As a buyer, you need assurance that your orders meet all set requirements. This is why you need to make sure that you and your supplier are in agreement as to what the acceptable standards are before confirming the order.
A pre-shipment product inspection is effective in determining a products' quality. A failed pre-shipment inspection is not ideal. However, it is just a temporary halt of your shipment. All you have to do is get the supplier to remedy the highlighted defects!
It should also be mentioned that, while the buyer is responsible for the cost of the first inspection, the supplier will become responsible for any subsequent inspections until the lot passes.
So, how should you deal with a failed product inspection report, and what are the causes of failure in the first place? Read on for the answers.
Manufacturing Quality Control Pitfalls
Pre-shipment product inspections can fail for a wide range of reasons. Common causes of failure include:
- Bad packaging, whereby the products are not presentable.
- Mislabeling, whereby the labels on the products are misleading.
- Poor quality, whereby the products are just not up to par with standard expectations.
- Inconsistent quantity reporting, whereby the number of goods requested or reported does not match the actual number of goods packed for shipping.
- Cosmetic shortcomings, whereby the products are not as aesthetically pleasing as the buyer would like.
These are the most common causes of a failed product inspection report. Factories will need to take corrective action to remedy these issues on future shipments or risk losing the business.
Remedying a Failed Product Inspection Report
Here is a step-by-step guide on the best course of action after a pre-shipment product inspection fails:
1. Identify & Communicate the Problems
What caused the inspection to fail? Is that all, or could there be other reasons? This should be your starting point, as identifying the defects is the best way to come up with a solution. As such, conduct a thorough inspection of the products and single out every defect. The supplier may be unaware of these defects, and so it is important to communicate – besides, how else will the supplier know what to change?

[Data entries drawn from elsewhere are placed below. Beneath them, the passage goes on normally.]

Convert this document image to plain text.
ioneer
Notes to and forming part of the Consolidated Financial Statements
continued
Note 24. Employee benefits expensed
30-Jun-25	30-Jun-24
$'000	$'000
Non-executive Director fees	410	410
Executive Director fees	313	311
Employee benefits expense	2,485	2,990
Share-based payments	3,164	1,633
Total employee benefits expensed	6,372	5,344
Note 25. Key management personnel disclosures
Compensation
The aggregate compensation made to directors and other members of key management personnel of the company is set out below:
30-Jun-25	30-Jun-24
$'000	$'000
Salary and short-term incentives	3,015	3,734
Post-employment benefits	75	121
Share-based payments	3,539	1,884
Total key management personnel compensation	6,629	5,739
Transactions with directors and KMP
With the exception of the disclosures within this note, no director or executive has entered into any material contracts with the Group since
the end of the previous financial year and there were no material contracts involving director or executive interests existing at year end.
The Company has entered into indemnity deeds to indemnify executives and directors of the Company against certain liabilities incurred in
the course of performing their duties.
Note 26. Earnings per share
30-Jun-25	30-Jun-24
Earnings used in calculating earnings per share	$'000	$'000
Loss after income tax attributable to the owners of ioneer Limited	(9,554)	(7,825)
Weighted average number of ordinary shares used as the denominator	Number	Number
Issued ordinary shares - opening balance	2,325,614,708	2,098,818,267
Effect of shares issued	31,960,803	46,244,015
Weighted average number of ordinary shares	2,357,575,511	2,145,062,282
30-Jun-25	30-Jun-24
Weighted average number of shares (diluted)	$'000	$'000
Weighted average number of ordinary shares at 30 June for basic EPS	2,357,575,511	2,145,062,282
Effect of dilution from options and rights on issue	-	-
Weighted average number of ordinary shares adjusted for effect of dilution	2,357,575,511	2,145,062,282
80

2. Issue a Supplier Corrective Action Report
A Supplier Corrective Action Report essentially is a report of your inspection's conclusions. It highlights a number of important factors, including all identified problems, their perceived causes, and the most suitable solutions.
It is also advisable to be clear in your report. If possible, exclude minor defects, as listing too many defects and recommendations will only prolong the correction period.
3. Re-Inspect Your Shipment
The supplier will take the necessary measures to remedy all problems as fast as possible. However, don't take their word for it – ensure that you inspect the goods again before clearing the shipment. It would also be prudent if you took that opportunity to recommend preventative and corrective measures that the supplier should adhere to the next time you make an order.
Leave Nothing to Chance
You deserve to get full value for your money. As such, ensure that the inspection report is stellar before giving the green-light. It is also recommended to work with a professional manufacturing quality control service provider to avoid seemingly small but costly mistakes.